Julie Fulcher, Public Policy Director for the National Coalition Against
Domestic Violence, put it this way: “Domestic violence is not something that
happens because you’re feeling upset today.
It’s about people feeling like they’re entitled to do this to their
wives.” Fulcher adds, “The day you start
seeing these guys go after their commanding officer because they’re pissed off
and they just can’t control their anger, we’ll rethink our theory.”
Yet in the military, domestic violence continues to be
dealt with as a communication issue. Instead of being sent to jail for their
crime, perpetrators are sent to couples counseling.
Q: The
military always proudly announces that it “takes care of its own.” If this is
true, why are so many young enlisted families struggling to make ends meet?
The
situation is dire. In 2003, 38 percent of army families qualified for federal
poverty programs like food stamps, WIC (a program for poor pregnant or nursing
women), or free school lunch vouchers. Consider that 54 percent of soldiers
earn less than $2000 a month, that 75 percent of soldiers in the Army have
kids, and that 88 percent of those kids are under age 5. That’s a lot of very
young, very isolated, very poor families struggling to make ends meet.
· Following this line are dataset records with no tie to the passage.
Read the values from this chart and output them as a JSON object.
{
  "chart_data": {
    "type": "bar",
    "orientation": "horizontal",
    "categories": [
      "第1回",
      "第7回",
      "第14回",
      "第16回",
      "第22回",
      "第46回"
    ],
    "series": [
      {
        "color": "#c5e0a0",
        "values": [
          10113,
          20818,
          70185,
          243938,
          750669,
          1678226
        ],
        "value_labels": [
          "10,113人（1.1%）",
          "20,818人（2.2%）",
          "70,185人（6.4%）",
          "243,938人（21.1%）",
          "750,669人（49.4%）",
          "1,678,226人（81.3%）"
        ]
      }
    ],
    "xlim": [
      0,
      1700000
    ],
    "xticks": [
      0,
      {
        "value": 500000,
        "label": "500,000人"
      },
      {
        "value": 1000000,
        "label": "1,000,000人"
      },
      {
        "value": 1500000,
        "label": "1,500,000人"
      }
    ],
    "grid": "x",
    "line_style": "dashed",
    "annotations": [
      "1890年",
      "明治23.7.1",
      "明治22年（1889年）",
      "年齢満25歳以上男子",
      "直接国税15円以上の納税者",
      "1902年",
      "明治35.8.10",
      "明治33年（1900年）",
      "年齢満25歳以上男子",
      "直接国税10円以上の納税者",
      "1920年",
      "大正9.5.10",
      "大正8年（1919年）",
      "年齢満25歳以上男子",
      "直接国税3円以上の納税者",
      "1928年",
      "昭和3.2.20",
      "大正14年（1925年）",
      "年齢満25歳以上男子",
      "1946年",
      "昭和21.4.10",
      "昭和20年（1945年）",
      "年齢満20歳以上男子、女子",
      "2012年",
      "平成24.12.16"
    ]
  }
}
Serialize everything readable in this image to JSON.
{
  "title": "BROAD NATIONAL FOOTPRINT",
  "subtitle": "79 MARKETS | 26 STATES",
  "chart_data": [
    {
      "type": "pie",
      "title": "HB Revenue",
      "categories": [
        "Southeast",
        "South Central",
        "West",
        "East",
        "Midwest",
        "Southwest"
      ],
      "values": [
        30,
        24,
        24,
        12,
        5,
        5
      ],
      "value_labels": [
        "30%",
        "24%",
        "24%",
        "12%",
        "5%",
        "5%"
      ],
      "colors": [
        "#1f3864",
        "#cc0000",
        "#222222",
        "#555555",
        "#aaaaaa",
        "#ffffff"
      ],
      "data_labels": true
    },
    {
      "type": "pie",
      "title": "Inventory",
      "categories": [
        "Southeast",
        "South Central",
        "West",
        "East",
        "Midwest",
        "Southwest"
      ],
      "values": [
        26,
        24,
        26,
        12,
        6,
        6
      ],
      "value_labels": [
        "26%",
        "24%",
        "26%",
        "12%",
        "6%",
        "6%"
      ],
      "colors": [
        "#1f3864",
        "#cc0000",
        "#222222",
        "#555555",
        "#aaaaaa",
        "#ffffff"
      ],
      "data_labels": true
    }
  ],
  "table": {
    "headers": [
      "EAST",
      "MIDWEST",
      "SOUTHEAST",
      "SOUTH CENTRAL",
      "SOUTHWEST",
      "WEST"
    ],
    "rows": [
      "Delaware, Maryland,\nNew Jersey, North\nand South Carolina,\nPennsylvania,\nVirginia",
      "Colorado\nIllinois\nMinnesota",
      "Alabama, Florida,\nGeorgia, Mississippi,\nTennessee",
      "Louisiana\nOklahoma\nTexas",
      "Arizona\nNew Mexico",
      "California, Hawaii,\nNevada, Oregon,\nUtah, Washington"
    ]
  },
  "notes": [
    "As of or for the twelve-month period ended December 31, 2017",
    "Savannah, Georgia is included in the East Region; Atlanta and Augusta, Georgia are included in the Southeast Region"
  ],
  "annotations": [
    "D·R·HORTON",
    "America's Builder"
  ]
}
Only 9 percent of Army families describe
themselves as “financially comfortable.” In fact, the Defense Department’s own
studies show that 67 percent of junior enlisted soldiers report savings of less
than $1000.
Q: How are military
wives being proactive or working collectively to make changes?
Fortunately,
military wives are a resourceful lot. Over the years they’ve kicked and
screamed enough to force some changes, many within the last twenty years. The
military now offers families some of the highest quality daycare in country—and
it’s subsidized, so affordable. (Next, the Army needs to eliminate the waiting
lists for this daycare and extend the hours to accommodate real work
schedules.) Military wives have pushed hard to make the base schools for their
kids equal or better than civilian schools.
Q: How do military
wives support each other?
This
is really the best thing about the military life—almost every woman I spoke to
mentioned the emotional and practical support they get from other wives who are
in the same boat. Because you move so often in the military, you have to make
friends quickly. And because the husbands are gone so often, the wives come to
rely on each other, creating a strong sense of community. If a young woman goes
into the hospital to have a baby while her husband is deployed, you can bet
other wives will offer to take care of her toddler, bring her dinner, or do her
grocery shopping. Or just as likely, all of the above.
While
she may not repay the women who helped her directly, years later you can be
sure she’ll send her teenaged daughter across the street to baby-sit when
another young wife is struggling alone with a newborn. That’s just the way it
is. And no matter how thankful she might
be, she’ll probably get the same kind of lackadaisical response that fighter
pilots are notorious for: “No problem.”
Q: How
did your personal experience growing up in the military lead to this book?
I’m
an Air Force brat myself and I remember when my own father went to Vietnam in
1969, my mother belonged to a something called “The Waiting Wives Club.” She
describes this support group as her “lifeline.” As the U.S. was gearing up to go into Iraq, I started
thinking about all the women who were going to be left alone to work and bring
up kids. I was curious to find out what the military was doing today to help
wives cope while their husbands were away.